You're belying your own prejudices - the quote could equally be interpreted to mean that Apple don't expect anyone to buy two tablets at the same time and as a tacit admission that app stores are a form of platform lock-in.
There's nothing to justify putting the 'more powerful and useful' words into Apple's mouth.
They don't fear better, they fear "good enough"
Merits of the respective OSes completely aside, I think its a valid point that new smartphone users are less likely to switch after they make a choice than they would be if they were not tied down. In today's smartphone market, there is quite a bit of incentive to stay with one platform. You can't bring your apps with you if you switch, and all of the data you have - contacts, calendar, etc. are more difficult to get set up on a different platform than to just upgrade.

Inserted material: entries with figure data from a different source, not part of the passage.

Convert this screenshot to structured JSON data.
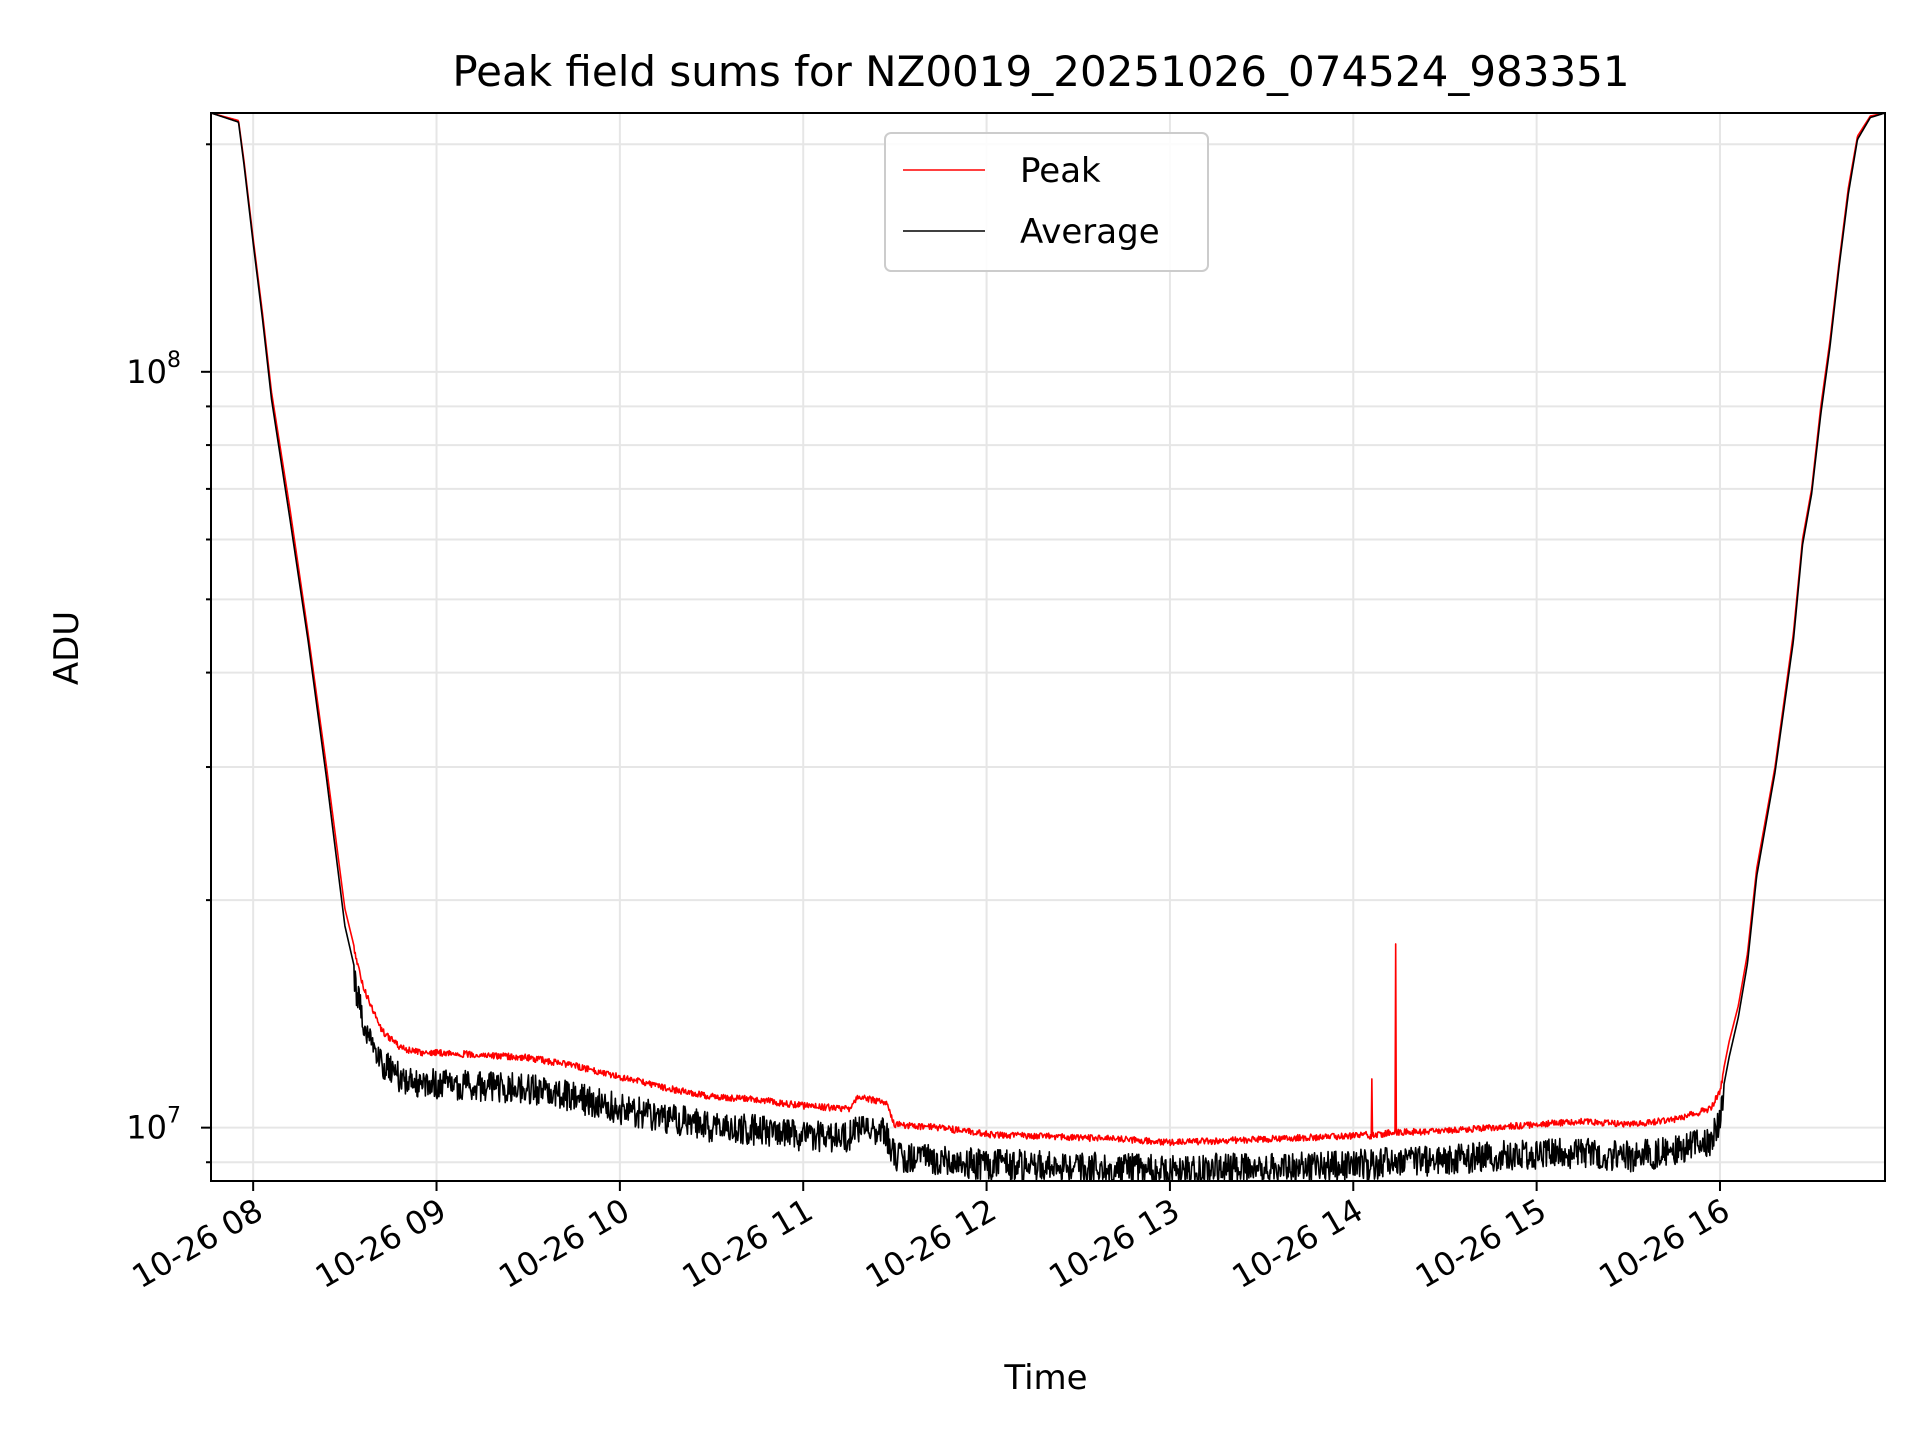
{
  "chart_data": {
    "type": "line",
    "title": "Peak field sums for NZ0019_20251026_074524_983351",
    "xlabel": "Time",
    "ylabel": "ADU",
    "yscale": "log",
    "xlim": [
      7.77,
      16.9
    ],
    "ylim": [
      8500000,
      220000000
    ],
    "grid": true,
    "legend_position": "top-center",
    "x_ticks": [
      {
        "value": 8,
        "label": "10-26 08"
      },
      {
        "value": 9,
        "label": "10-26 09"
      },
      {
        "value": 10,
        "label": "10-26 10"
      },
      {
        "value": 11,
        "label": "10-26 11"
      },
      {
        "value": 12,
        "label": "10-26 12"
      },
      {
        "value": 13,
        "label": "10-26 13"
      },
      {
        "value": 14,
        "label": "10-26 14"
      },
      {
        "value": 15,
        "label": "10-26 15"
      },
      {
        "value": 16,
        "label": "10-26 16"
      }
    ],
    "y_major_ticks": [
      {
        "value": 10000000,
        "base": "10",
        "exp": "7"
      },
      {
        "value": 100000000,
        "base": "10",
        "exp": "8"
      }
    ],
    "series": [
      {
        "name": "Peak",
        "color": "#ff0000",
        "noise_amplitude": 0.02,
        "x": [
          7.77,
          7.92,
          7.95,
          8.0,
          8.05,
          8.1,
          8.2,
          8.3,
          8.4,
          8.5,
          8.6,
          8.7,
          8.8,
          8.9,
          9.0,
          9.25,
          9.5,
          9.75,
          10.0,
          10.25,
          10.5,
          10.75,
          11.0,
          11.25,
          11.3,
          11.45,
          11.5,
          11.75,
          12.0,
          12.25,
          12.5,
          12.75,
          13.0,
          13.25,
          13.5,
          13.75,
          14.0,
          14.05,
          14.1,
          14.15,
          14.22,
          14.5,
          14.75,
          15.0,
          15.25,
          15.5,
          15.75,
          15.95,
          16.0,
          16.05,
          16.1,
          16.15,
          16.2,
          16.3,
          16.4,
          16.45,
          16.5,
          16.55,
          16.6,
          16.65,
          16.7,
          16.75,
          16.82,
          16.9
        ],
        "y": [
          220000000,
          215000000,
          190000000,
          150000000,
          120000000,
          94000000,
          66000000,
          45000000,
          30000000,
          19500000,
          15500000,
          13600000,
          12900000,
          12700000,
          12700000,
          12600000,
          12500000,
          12200000,
          11800000,
          11400000,
          11100000,
          11000000,
          10800000,
          10700000,
          11100000,
          10900000,
          10200000,
          10100000,
          9900000,
          9850000,
          9800000,
          9750000,
          9650000,
          9700000,
          9750000,
          9800000,
          9850000,
          9900000,
          9850000,
          9900000,
          9950000,
          10000000,
          10100000,
          10200000,
          10300000,
          10200000,
          10350000,
          10700000,
          11300000,
          13000000,
          14500000,
          17000000,
          22000000,
          30000000,
          45000000,
          60000000,
          70000000,
          90000000,
          110000000,
          140000000,
          175000000,
          205000000,
          218000000,
          220000000
        ],
        "spikes": [
          {
            "x": 14.1,
            "y": 11600000
          },
          {
            "x": 14.23,
            "y": 17500000
          }
        ]
      },
      {
        "name": "Average",
        "color": "#000000",
        "noise_amplitude": 0.09,
        "x": [
          7.77,
          7.92,
          7.95,
          8.0,
          8.05,
          8.1,
          8.2,
          8.3,
          8.4,
          8.5,
          8.6,
          8.7,
          8.8,
          8.9,
          9.0,
          9.25,
          9.5,
          9.75,
          10.0,
          10.25,
          10.5,
          10.75,
          11.0,
          11.25,
          11.3,
          11.45,
          11.5,
          11.75,
          12.0,
          12.25,
          12.5,
          12.75,
          13.0,
          13.25,
          13.5,
          13.75,
          14.0,
          14.05,
          14.1,
          14.15,
          14.22,
          14.5,
          14.75,
          15.0,
          15.25,
          15.5,
          15.75,
          15.95,
          16.0,
          16.05,
          16.1,
          16.15,
          16.2,
          16.3,
          16.4,
          16.45,
          16.5,
          16.55,
          16.6,
          16.65,
          16.7,
          16.75,
          16.82,
          16.9
        ],
        "y": [
          220000000,
          214000000,
          188000000,
          148000000,
          118000000,
          92000000,
          64000000,
          44000000,
          29000000,
          18500000,
          14500000,
          12800000,
          12200000,
          12000000,
          12000000,
          11900000,
          11800000,
          11500000,
          11100000,
          10800000,
          10500000,
          10400000,
          10200000,
          10200000,
          10500000,
          10300000,
          9600000,
          9500000,
          9350000,
          9350000,
          9300000,
          9250000,
          9200000,
          9250000,
          9250000,
          9300000,
          9350000,
          9400000,
          9350000,
          9400000,
          9450000,
          9500000,
          9600000,
          9650000,
          9700000,
          9600000,
          9750000,
          10100000,
          10700000,
          12400000,
          14000000,
          16500000,
          21500000,
          29500000,
          44000000,
          59000000,
          69000000,
          88000000,
          108000000,
          138000000,
          172000000,
          203000000,
          217000000,
          220000000
        ]
      }
    ]
  }
}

I think the lawsuit is bullshit, and Apple isn't doing themselves any favors, but I don't think its because they fear a superior user experience with Android, they just fear momentum.
In the contrary, it's you who's revealed a prejudice:
Most popular apps have versions on both platforms, the only real 'lock in' is Apple's walled (and electrified & razor wired) garden...
The Android platform and related services (with the partial exception of the Amazon Kindle Fire) makes little or no attempt to 'lock in' users with proprietary limitations and restrictions, but rather relies on the opposite approach of openness and choice to attract users.
Apple, on the other hand, operate almost exclusively in this way which makes any move from iOS to another platform WAY harder and less likely than a move from another platform to iOS. (Although admittedly the latter is mitigated by the fact that not many right thinking people, having tasted and enjoyed freedom, will march willingly into a jail cell.)
If I buy an Android device and purchase £25 worth of apps, then switch to an iPhone then I lose my apps. The fact that I could buy them again makes no difference. I'm not tied to any particular vendor and none of the companies on the Android side has put that limitation in place to serve its own interests but I am nevertheless locked in to the platform.
I can't see how that logic requires prejudice of thought.